Knowing Yourself


“γνωθι σεαυτον” Know Yourself: with these two words ancient philosophers and Christian theologians have wrestled with a fundamental reality – We humans spend a lot of time either hiding from ourselves or narcissistically focused on a false self. But truly knowing who we really are is fundamental to being who we really are!

My bishop is fond of asking us to pray for him that he will constantly know himself and not lose himself. Isn’t that wonderful? All at once, humble and profound.

This reality is so absolutely essential to any hope of spiritual maturity and wholeness that St. Basil, in his homily on Attentiveness concludes “be attentive to yourself, that you may be attentive to God, to whom be glory and dominion unto the ages.” To do the work of knowing yourself soberly and honestly requires a focus most of us struggle to attain even in the briefest of moments. Our lives are jam-packed with busyness and schedules and noise and meetings and media and, well the list goes on and on. And this distracted living causes most of the problems in our lives, in our relationships, and in our work. This distractedness, this lack of attentiveness, makes us strangers even (primarily) to ourselves. No wonder we wonder what we should “be” when we grow up. No wonder we struggle to “grow up” at all.

This lack of authentic self-knowledge nags at our souls. We sense we should be able to know ourselves and, either consciously or unconsciously, we attempt to fulfill this fundamental need with all kinds of lesser remedies with haphazard results. We seek self-knowledge in “self-esteem” only to be reduced to “let’s not keep score so no one’s feeling are hurt,” or we fall off the other side of this narrow road by an illusion of false humility that comes off more as a cry for attention than the humble self-forgetfulness of one who truly knows himself and knows he has nothing to prove. Both of these attempts at self-knowledge lead us nowhere near the truest results.

Look at our Gospel Lesson for today. It’s in Luke 3:1-18. Read the whole pericope today, but, for space sake, I’ll just quote the last three verses: As the people were in expectation, and all men questioned in their hearts concerning John, whether perhaps he were the Christ, John answered them all, “I baptize you with water; but he who is mightier than I is coming, the thong of whose sandals I am not worthy to untie; he will baptize you with the Holy Spirit and with fire. His winnowing fork is in his hand, to clear his threshing floor, and to gather the wheat into his granary, but the chaff he will burn with unquenchable fire.” So, with many other exhortations, he preached good news to the people. Luke 3:15-18

St. John the Baptizer knew himself. He understood who he was, what he was called to accomplish, and where his life was suppose to go. This self-knowledge created a freedom for St. John for him to be liberated from false expectations and delusions of grandeur. His self-knowledge made him free to be who he was and this freedom gave him peace. But this freedom wasn’t embraced without cost. If you know the scriptures concerning St. John then you know he was a man of robust spiritual discipline. He spent many years in the solitary place of the “wilderness” and ate only “locust and wild honey.” His discipline provided him his healthy self-knowledge, and his utter trust in God’s grace and mercy provided the motivation for his discipline. In other words, our self-knowledge isn’t going to be “cheap” or “easy!” It is going to take a conviction within us that this work of true self-knowledge will produce my truest self in communion with Christ. St. John could know what he knew about the Lord, and know what he knew about himself because he came to understand the true purpose of life is restoration of communion with God! As St. Basil says above “be attentive to yourself, that you may be attentive to God.”

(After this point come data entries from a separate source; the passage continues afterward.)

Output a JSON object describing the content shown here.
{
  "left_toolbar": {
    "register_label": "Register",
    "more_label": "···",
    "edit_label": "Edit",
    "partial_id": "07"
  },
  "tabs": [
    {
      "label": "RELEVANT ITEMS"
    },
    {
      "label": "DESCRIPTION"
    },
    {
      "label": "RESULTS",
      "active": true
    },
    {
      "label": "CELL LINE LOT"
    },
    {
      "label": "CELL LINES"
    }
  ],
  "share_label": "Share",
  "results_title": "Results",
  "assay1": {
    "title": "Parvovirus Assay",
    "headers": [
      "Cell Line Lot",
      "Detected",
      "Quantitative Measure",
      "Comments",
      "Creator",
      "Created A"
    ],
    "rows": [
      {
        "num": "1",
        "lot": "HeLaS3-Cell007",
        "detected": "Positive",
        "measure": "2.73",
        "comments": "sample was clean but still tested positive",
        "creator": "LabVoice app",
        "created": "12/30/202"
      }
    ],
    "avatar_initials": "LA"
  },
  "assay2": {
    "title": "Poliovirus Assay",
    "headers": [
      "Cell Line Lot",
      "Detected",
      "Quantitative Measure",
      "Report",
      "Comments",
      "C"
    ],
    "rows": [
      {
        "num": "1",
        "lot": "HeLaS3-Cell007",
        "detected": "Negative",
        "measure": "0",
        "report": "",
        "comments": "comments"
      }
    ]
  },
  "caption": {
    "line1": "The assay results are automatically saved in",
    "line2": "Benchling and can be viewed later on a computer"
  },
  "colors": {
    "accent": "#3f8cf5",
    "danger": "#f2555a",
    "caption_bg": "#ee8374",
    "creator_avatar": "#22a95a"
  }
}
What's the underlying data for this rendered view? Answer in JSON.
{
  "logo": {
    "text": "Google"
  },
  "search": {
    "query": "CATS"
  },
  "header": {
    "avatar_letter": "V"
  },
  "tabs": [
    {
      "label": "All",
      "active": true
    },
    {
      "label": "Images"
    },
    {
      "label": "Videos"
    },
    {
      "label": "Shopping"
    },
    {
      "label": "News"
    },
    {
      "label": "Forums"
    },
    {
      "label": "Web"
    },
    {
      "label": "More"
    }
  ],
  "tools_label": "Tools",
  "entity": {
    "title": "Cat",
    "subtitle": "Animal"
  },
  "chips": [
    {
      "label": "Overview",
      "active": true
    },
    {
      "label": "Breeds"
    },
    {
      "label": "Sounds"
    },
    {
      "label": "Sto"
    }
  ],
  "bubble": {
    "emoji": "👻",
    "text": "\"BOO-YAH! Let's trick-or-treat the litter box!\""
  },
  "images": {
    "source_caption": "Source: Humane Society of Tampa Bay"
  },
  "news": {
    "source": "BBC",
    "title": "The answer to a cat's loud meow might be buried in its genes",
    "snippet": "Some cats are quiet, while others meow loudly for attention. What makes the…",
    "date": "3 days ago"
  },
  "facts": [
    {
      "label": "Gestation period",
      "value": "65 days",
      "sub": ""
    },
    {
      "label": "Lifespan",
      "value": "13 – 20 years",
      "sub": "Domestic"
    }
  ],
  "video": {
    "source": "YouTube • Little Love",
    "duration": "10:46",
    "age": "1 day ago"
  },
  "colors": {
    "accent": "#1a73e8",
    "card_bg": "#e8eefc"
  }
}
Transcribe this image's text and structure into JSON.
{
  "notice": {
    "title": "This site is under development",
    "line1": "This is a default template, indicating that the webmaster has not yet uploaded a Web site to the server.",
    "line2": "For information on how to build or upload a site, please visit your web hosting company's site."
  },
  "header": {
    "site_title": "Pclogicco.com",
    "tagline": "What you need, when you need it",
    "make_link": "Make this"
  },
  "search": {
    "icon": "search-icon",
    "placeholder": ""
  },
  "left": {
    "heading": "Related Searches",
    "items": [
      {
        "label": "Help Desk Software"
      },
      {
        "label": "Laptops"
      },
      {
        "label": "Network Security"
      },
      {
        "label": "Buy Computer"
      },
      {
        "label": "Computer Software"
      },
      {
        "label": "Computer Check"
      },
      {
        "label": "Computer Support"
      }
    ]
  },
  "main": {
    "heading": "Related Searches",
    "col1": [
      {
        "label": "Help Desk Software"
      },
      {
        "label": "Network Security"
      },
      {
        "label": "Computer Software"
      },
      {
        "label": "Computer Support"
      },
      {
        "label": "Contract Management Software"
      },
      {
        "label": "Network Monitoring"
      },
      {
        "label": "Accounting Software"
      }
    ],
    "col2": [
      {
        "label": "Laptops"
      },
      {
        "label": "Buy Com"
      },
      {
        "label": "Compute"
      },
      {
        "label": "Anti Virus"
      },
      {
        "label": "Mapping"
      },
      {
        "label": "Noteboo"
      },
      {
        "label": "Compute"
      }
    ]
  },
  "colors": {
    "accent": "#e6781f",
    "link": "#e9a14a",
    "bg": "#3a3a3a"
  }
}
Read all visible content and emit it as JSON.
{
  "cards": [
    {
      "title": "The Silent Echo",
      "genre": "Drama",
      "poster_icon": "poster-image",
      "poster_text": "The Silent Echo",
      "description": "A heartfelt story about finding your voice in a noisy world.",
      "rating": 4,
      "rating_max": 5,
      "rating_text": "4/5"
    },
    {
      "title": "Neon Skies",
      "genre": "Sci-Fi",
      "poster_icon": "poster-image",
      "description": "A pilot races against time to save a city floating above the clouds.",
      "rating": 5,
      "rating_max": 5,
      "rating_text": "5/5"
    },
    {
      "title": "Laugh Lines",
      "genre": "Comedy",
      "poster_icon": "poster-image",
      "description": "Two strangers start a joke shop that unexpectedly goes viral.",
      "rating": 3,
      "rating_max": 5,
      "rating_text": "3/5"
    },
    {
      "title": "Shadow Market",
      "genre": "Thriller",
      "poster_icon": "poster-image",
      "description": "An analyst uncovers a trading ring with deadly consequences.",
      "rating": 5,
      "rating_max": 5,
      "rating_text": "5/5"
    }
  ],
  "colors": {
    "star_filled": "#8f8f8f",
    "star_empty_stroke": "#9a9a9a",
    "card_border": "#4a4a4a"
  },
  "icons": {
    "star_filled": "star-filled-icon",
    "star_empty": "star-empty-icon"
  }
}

Today, as we approach the moment when the Lord Himself will submit Himself to baptism by St. John’s hands, let’s embrace with sober joy the invitation from God to know ourselves without the delusions of false arrogance or false humility. My spiritual maturity and freedom ultimately depend on my willingness to see myself, warts and all” with an honesty that protects me from attempts to justify myself or falsely condemn myself. Because if I fall into either of these delusions, I will never discover who I really am. Here, at the beginning of another year, perhaps it’s time to either recommit to this valuable work or begin this work for the first time. All the tools I need to do this are in abundant supply in a “normal” Orthodox life. All I have to do is be willing to embark on this journey, and God Himself will be my helper! This is the only way to ever be Orthodox on Purpose.